ECPA was originally enacted into law in 1986, when Mark Zuckerberg was 1 year old. Just about everybody agrees — law enforcement, Congress, the White House, civil libertarians, tech companies — that the law needs to catch up with contemporary practice. But the exact details of said updating? That’s where it gets tricky.
In prepared testimony Assistant Attorney General Elana Tyrangiel acknowledged that there were cases in which the government should be required to get a warrant before accessing the content of, for example, stored emails. But at the same time she pushed for wide exceptions to that rule for civil litigators, opening up the possibility that if the law were updated per the DoJ’s wishes, regulatory authorities and civil litigators would be able to gain more access than ever to your emails, Twitter direct messages, and Facebook communications without ever having to go before a judge. (Zach Whittaker has a nice rundown of the DoJ’s overreaching in ZDNET.)

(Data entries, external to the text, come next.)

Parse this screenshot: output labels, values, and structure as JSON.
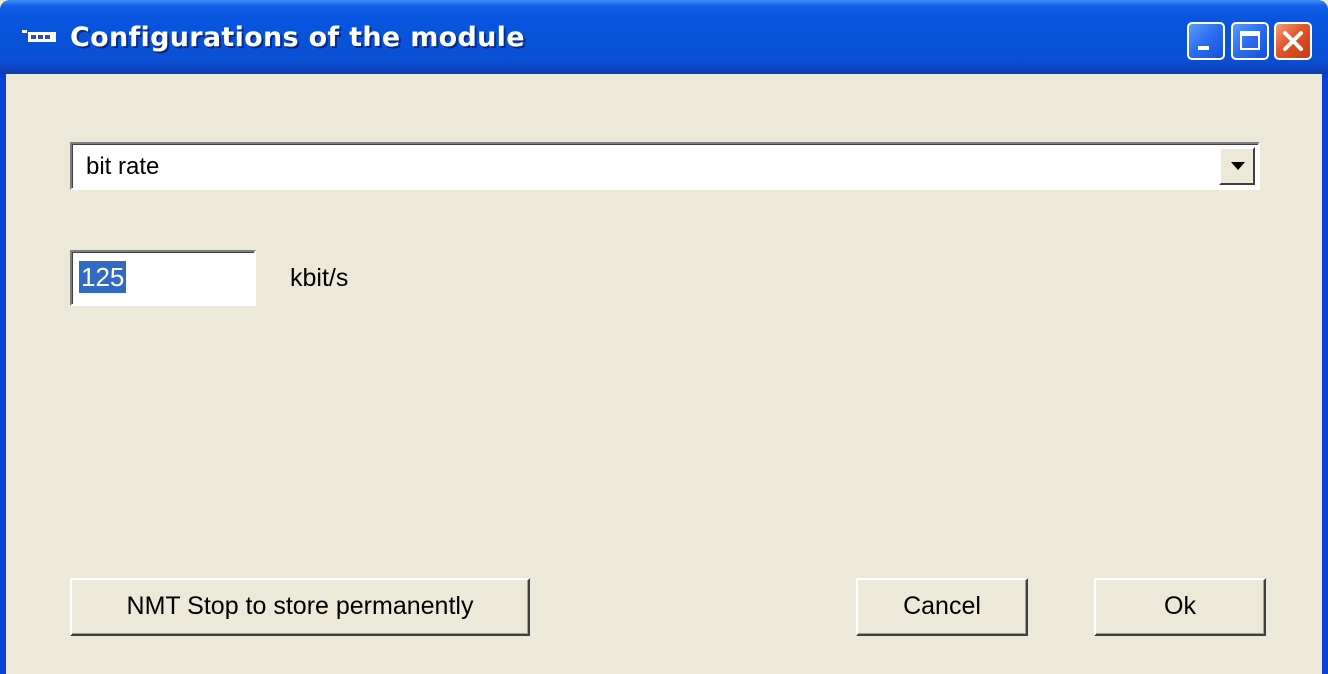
{
  "window": {
    "title": "Configurations of the module",
    "icon": "application-icon",
    "controls": {
      "minimize": "minimize-icon",
      "maximize": "maximize-icon",
      "close": "close-icon"
    }
  },
  "parameter_select": {
    "selected": "bit rate",
    "dropdown_icon": "chevron-down-icon"
  },
  "bit_rate": {
    "value": "125",
    "unit": "kbit/s"
  },
  "buttons": {
    "nmt_stop": "NMT Stop to store permanently",
    "cancel": "Cancel",
    "ok": "Ok"
  },
  "colors": {
    "titlebar": "#0a55e0",
    "client_background": "#ece9d8",
    "selection_highlight": "#316ac5",
    "close_button": "#e0552a"
  }
}
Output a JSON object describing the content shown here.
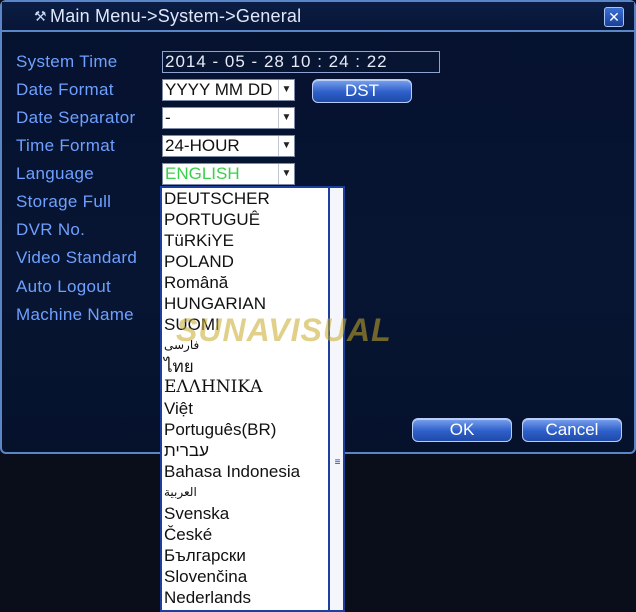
{
  "window": {
    "title": "Main Menu->System->General",
    "close_label": "✕"
  },
  "fields": {
    "system_time": {
      "label": "System Time",
      "value": "2014 - 05 - 28   10 : 24 : 22"
    },
    "date_format": {
      "label": "Date Format",
      "value": "YYYY MM DD"
    },
    "date_separator": {
      "label": "Date Separator",
      "value": "-"
    },
    "time_format": {
      "label": "Time Format",
      "value": "24-HOUR"
    },
    "language": {
      "label": "Language",
      "value": "ENGLISH"
    },
    "storage_full": {
      "label": "Storage Full"
    },
    "dvr_no": {
      "label": "DVR No."
    },
    "video_standard": {
      "label": "Video Standard"
    },
    "auto_logout": {
      "label": "Auto Logout"
    },
    "machine_name": {
      "label": "Machine Name"
    }
  },
  "buttons": {
    "dst": "DST",
    "ok": "OK",
    "cancel": "Cancel"
  },
  "language_dropdown": {
    "options": [
      "DEUTSCHER",
      "PORTUGUÊ",
      "TüRKiYE",
      "POLAND",
      "Română",
      "HUNGARIAN",
      "SUOMI",
      "فارسی",
      "ไทย",
      "ΕΛΛΗΝΙΚΑ",
      "Việt",
      "Português(BR)",
      "עברית",
      "Bahasa Indonesia",
      "العربية",
      "Svenska",
      "České",
      "Български",
      "Slovenčina",
      "Nederlands"
    ]
  },
  "watermark": "SUNAVISUAL",
  "colors": {
    "label": "#6fa0ff",
    "border": "#5a86c8",
    "background": "#071533",
    "language_selected": "#3ad04a"
  },
  "icons": {
    "title": "menu-tool-icon",
    "select_arrow": "triangle-down-icon",
    "scroll": "scroll-grip-icon"
  }
}
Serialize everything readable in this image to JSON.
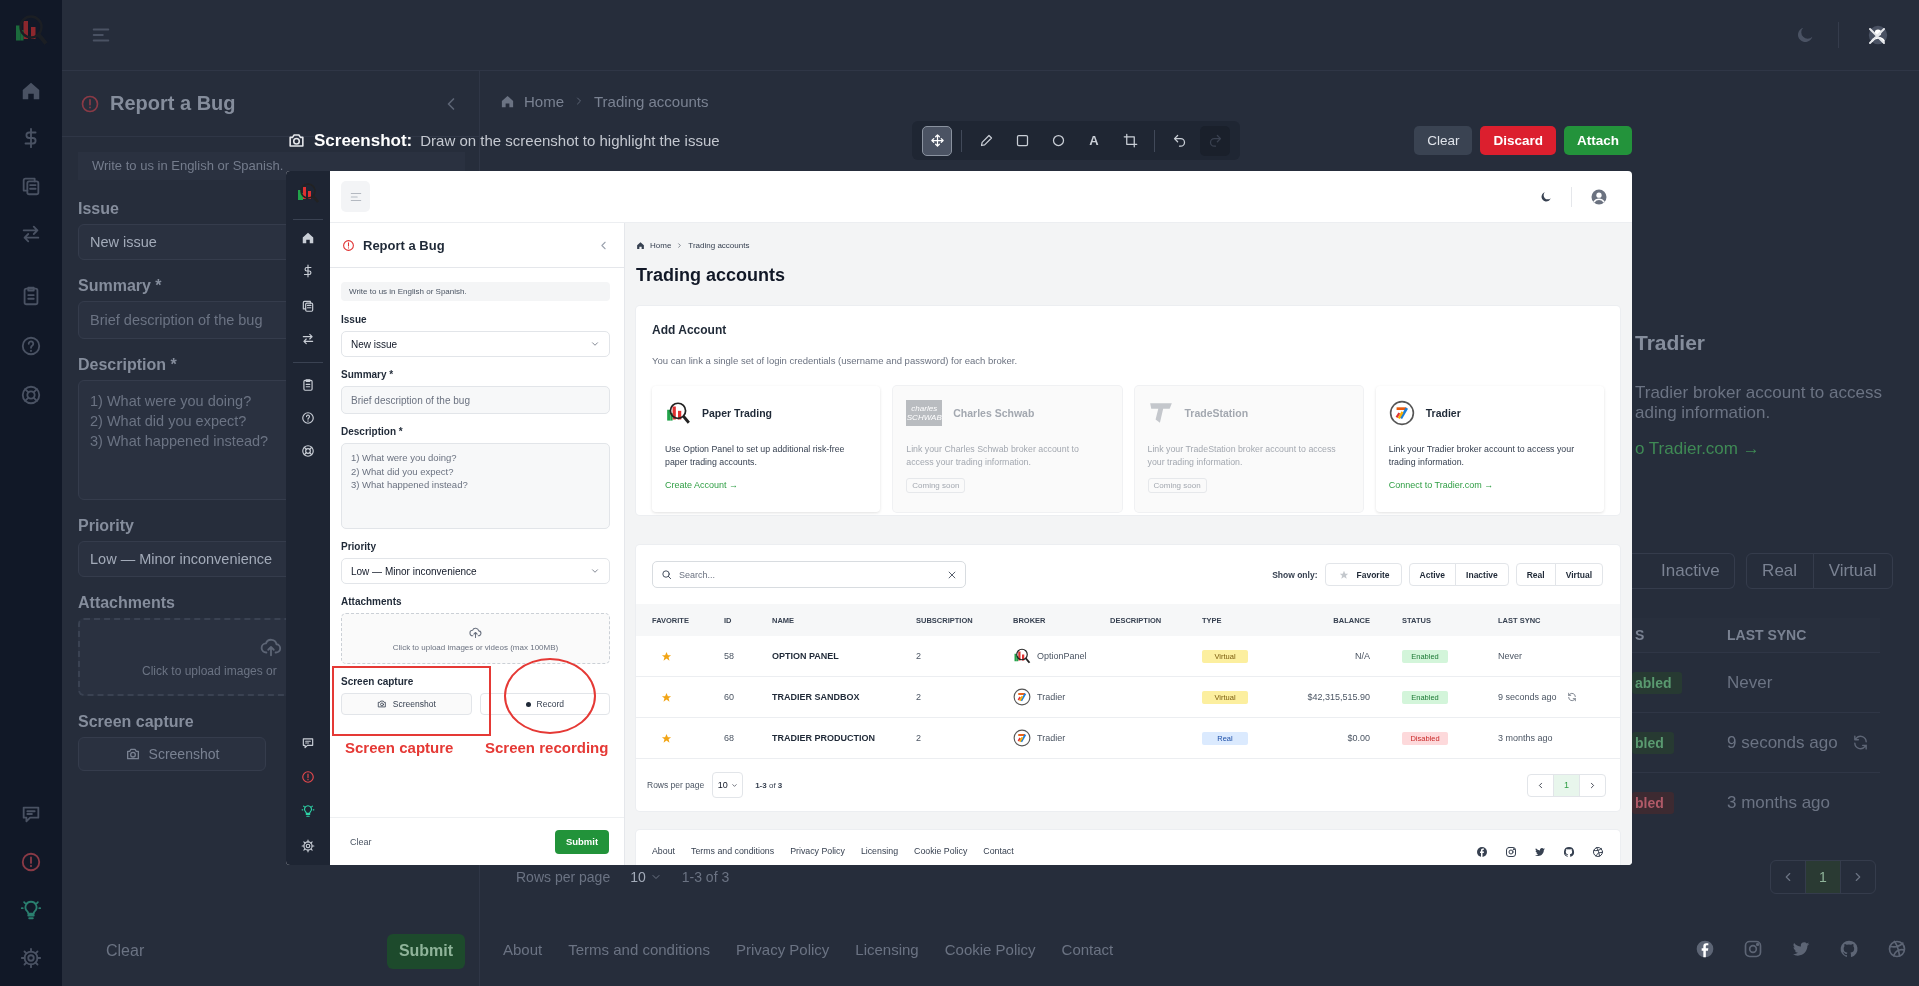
{
  "background": {
    "bug_panel": {
      "title": "Report a Bug",
      "note": "Write to us in English or Spanish.",
      "fields": [
        {
          "kind": "select",
          "label": "Issue",
          "value": "New issue"
        },
        {
          "kind": "input",
          "label": "Summary *",
          "placeholder": "Brief description of the bug"
        },
        {
          "kind": "textarea",
          "label": "Description *",
          "placeholder": "1) What were you doing?\n2) What did you expect?\n3) What happened instead?"
        },
        {
          "kind": "select",
          "label": "Priority",
          "value": "Low — Minor inconvenience"
        },
        {
          "kind": "upload",
          "label": "Attachments",
          "hint": "Click to upload images or"
        }
      ],
      "capture_label": "Screen capture",
      "capture_buttons": [
        {
          "kind": "screenshot",
          "label": "Screenshot"
        }
      ],
      "clear": "Clear",
      "submit": "Submit"
    },
    "breadcrumb": [
      "Home",
      "Trading accounts"
    ],
    "broker_fragment": {
      "name": "Tradier",
      "lines": [
        "Tradier broker account to access",
        "ading information."
      ],
      "link": "o Tradier.com →"
    },
    "filter_groups": [
      [
        {
          "label": "Inactive",
          "selected": false
        }
      ],
      [
        {
          "label": "Real",
          "selected": false
        },
        {
          "label": "Virtual",
          "selected": false
        }
      ]
    ],
    "columns": [
      "S",
      "LAST SYNC"
    ],
    "rows": [
      {
        "status": {
          "label": "abled",
          "kind": "enabled"
        },
        "last_sync": "Never",
        "sync_icon": false
      },
      {
        "status": {
          "label": "bled",
          "kind": "enabled"
        },
        "last_sync": "9 seconds ago",
        "sync_icon": true
      },
      {
        "status": {
          "label": "bled",
          "kind": "disabled"
        },
        "last_sync": "3 months ago",
        "sync_icon": false
      }
    ],
    "rows_per_page": {
      "label": "Rows per page",
      "value": "10",
      "range": "1-3 of 3"
    },
    "pages": [
      {
        "label": "1",
        "selected": true
      }
    ],
    "footer_links": [
      "About",
      "Terms and conditions",
      "Privacy Policy",
      "Licensing",
      "Cookie Policy",
      "Contact"
    ],
    "social": [
      {
        "kind": "facebook"
      },
      {
        "kind": "instagram"
      },
      {
        "kind": "twitter"
      },
      {
        "kind": "github"
      },
      {
        "kind": "dribbble"
      }
    ]
  },
  "editor": {
    "title": "Screenshot:",
    "hint": "Draw on the screenshot to highlight the issue",
    "tools": [
      {
        "kind": "move",
        "selected": true,
        "disabled": false
      },
      {
        "kind": "pen",
        "selected": false,
        "disabled": false
      },
      {
        "kind": "rectangle",
        "selected": false,
        "disabled": false
      },
      {
        "kind": "ellipse",
        "selected": false,
        "disabled": false
      },
      {
        "kind": "text",
        "label": "A",
        "selected": false,
        "disabled": false
      },
      {
        "kind": "crop",
        "selected": false,
        "disabled": false
      },
      {
        "kind": "undo",
        "selected": false,
        "disabled": false
      },
      {
        "kind": "redo",
        "selected": false,
        "disabled": true
      }
    ],
    "actions": [
      {
        "kind": "neutral",
        "label": "Clear"
      },
      {
        "kind": "danger",
        "label": "Discard"
      },
      {
        "kind": "primary",
        "label": "Attach"
      }
    ]
  },
  "capture": {
    "bug_panel": {
      "title": "Report a Bug",
      "note": "Write to us in English or Spanish.",
      "fields": [
        {
          "kind": "select",
          "label": "Issue",
          "value": "New issue"
        },
        {
          "kind": "input",
          "label": "Summary *",
          "placeholder": "Brief description of the bug"
        },
        {
          "kind": "textarea",
          "label": "Description *",
          "placeholder": "1) What were you doing?\n2) What did you expect?\n3) What happened instead?"
        },
        {
          "kind": "select",
          "label": "Priority",
          "value": "Low — Minor inconvenience"
        },
        {
          "kind": "upload",
          "label": "Attachments",
          "hint": "Click to upload images or videos (max 100MB)"
        }
      ],
      "capture_label": "Screen capture",
      "capture_buttons": [
        {
          "kind": "screenshot",
          "label": "Screenshot"
        },
        {
          "kind": "record",
          "label": "Record"
        }
      ],
      "clear": "Clear",
      "submit": "Submit"
    },
    "breadcrumb": [
      "Home",
      "Trading accounts"
    ],
    "title": "Trading accounts",
    "add_account": {
      "title": "Add Account",
      "description": "You can link a single set of login credentials (username and password) for each broker.",
      "providers": [
        {
          "kind": "optionpanel",
          "name": "Paper Trading",
          "description": "Use Option Panel to set up additional risk-free paper trading accounts.",
          "disabled": false,
          "link": "Create Account →"
        },
        {
          "kind": "schwab",
          "logo_text": "charles SCHWAB",
          "name": "Charles Schwab",
          "description": "Link your Charles Schwab broker account to access your trading information.",
          "disabled": true,
          "badge": "Coming soon"
        },
        {
          "kind": "tradestation",
          "name": "TradeStation",
          "description": "Link your TradeStation broker account to access your trading information.",
          "disabled": true,
          "badge": "Coming soon"
        },
        {
          "kind": "tradier",
          "name": "Tradier",
          "description": "Link your Tradier broker account to access your trading information.",
          "disabled": false,
          "link": "Connect to Tradier.com →"
        }
      ]
    },
    "search": {
      "placeholder": "Search..."
    },
    "show_only": "Show only:",
    "filter_groups": [
      [
        {
          "label": "Favorite",
          "selected": false
        }
      ],
      [
        {
          "label": "Active",
          "selected": false
        },
        {
          "label": "Inactive",
          "selected": false
        }
      ],
      [
        {
          "label": "Real",
          "selected": false
        },
        {
          "label": "Virtual",
          "selected": false
        }
      ]
    ],
    "columns": [
      "FAVORITE",
      "ID",
      "NAME",
      "SUBSCRIPTION",
      "BROKER",
      "DESCRIPTION",
      "TYPE",
      "BALANCE",
      "STATUS",
      "LAST SYNC"
    ],
    "accounts": [
      {
        "favorite": true,
        "id": "58",
        "name": "OPTION PANEL",
        "subscription": "2",
        "broker": {
          "label": "OptionPanel",
          "kind": "optionpanel"
        },
        "type": {
          "label": "Virtual",
          "kind": "virtual"
        },
        "balance": "N/A",
        "status": {
          "label": "Enabled",
          "kind": "enabled"
        },
        "last_sync": "Never",
        "sync_icon": false
      },
      {
        "favorite": true,
        "id": "60",
        "name": "TRADIER SANDBOX",
        "subscription": "2",
        "broker": {
          "label": "Tradier",
          "kind": "tradier"
        },
        "type": {
          "label": "Virtual",
          "kind": "virtual"
        },
        "balance": "$42,315,515.90",
        "status": {
          "label": "Enabled",
          "kind": "enabled"
        },
        "last_sync": "9 seconds ago",
        "sync_icon": true
      },
      {
        "favorite": true,
        "id": "68",
        "name": "TRADIER PRODUCTION",
        "subscription": "2",
        "broker": {
          "label": "Tradier",
          "kind": "tradier"
        },
        "type": {
          "label": "Real",
          "kind": "real"
        },
        "balance": "$0.00",
        "status": {
          "label": "Disabled",
          "kind": "disabled"
        },
        "last_sync": "3 months ago",
        "sync_icon": false
      }
    ],
    "rows_per_page": {
      "label": "Rows per page",
      "value": "10",
      "range": "**1-3** of **3**"
    },
    "pages": [
      {
        "label": "1",
        "selected": true
      }
    ],
    "footer_links": [
      "About",
      "Terms and conditions",
      "Privacy Policy",
      "Licensing",
      "Cookie Policy",
      "Contact"
    ],
    "social": [
      {
        "kind": "facebook"
      },
      {
        "kind": "instagram"
      },
      {
        "kind": "twitter"
      },
      {
        "kind": "github"
      },
      {
        "kind": "dribbble"
      }
    ],
    "annotations": [
      {
        "kind": "rectangle"
      },
      {
        "kind": "ellipse"
      },
      {
        "kind": "label",
        "text": "Screen capture"
      },
      {
        "kind": "label",
        "text": "Screen recording"
      }
    ]
  }
}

The House Judiciary Committee is chaired by Jim Sensenbrenner, a conservative Republican unlikely to ever give any Obama administration representative the benefit of the doubt. But the issue of privacy is one of the few domains in which bipartisan agreement is possible. However, as far as I could tell from the live-tweeting of the hearing provided by EFF, Tyrangiel did little to make the government’s case for greater snooping powers.
DOJ: "Subpoena isn't a blanket way to access email." Yet the DOJ representative wants civil agencies to bypass any warrant requirement.
— EFF Live Tweets (@EFFLive) March 19, 2013
DOJ begins with a non-answers, but is cut off due to time restraints.
— EFF Live Tweets (@EFFLive) March 19, 2013
DOJ answers that they don't have a position on that answer right now.
— EFF Live Tweets (@EFFLive) March 19, 2013
DOJ pases on expressing opinion about whether or not to include data retention in updating ECPA. Will not give a time period.
— EFF Live Tweets (@EFFLive) March 19, 2013
Sensenbrenner rips into DOJ on not having any answers to many of the members' questions.
— EFF Live Tweets (@EFFLive) March 19, 2013
Not trying to be unfair here, but according to EFF’s account, all the other panelists called to testify gave reasonably substantive answers supporting their positions. The Department of Justice did not. Maybe that’s understandable, considering that Obama has pledged support for a Consumer Privacy Bill of Rights, while his own Justice Department seeks greater access than ever to our online communications.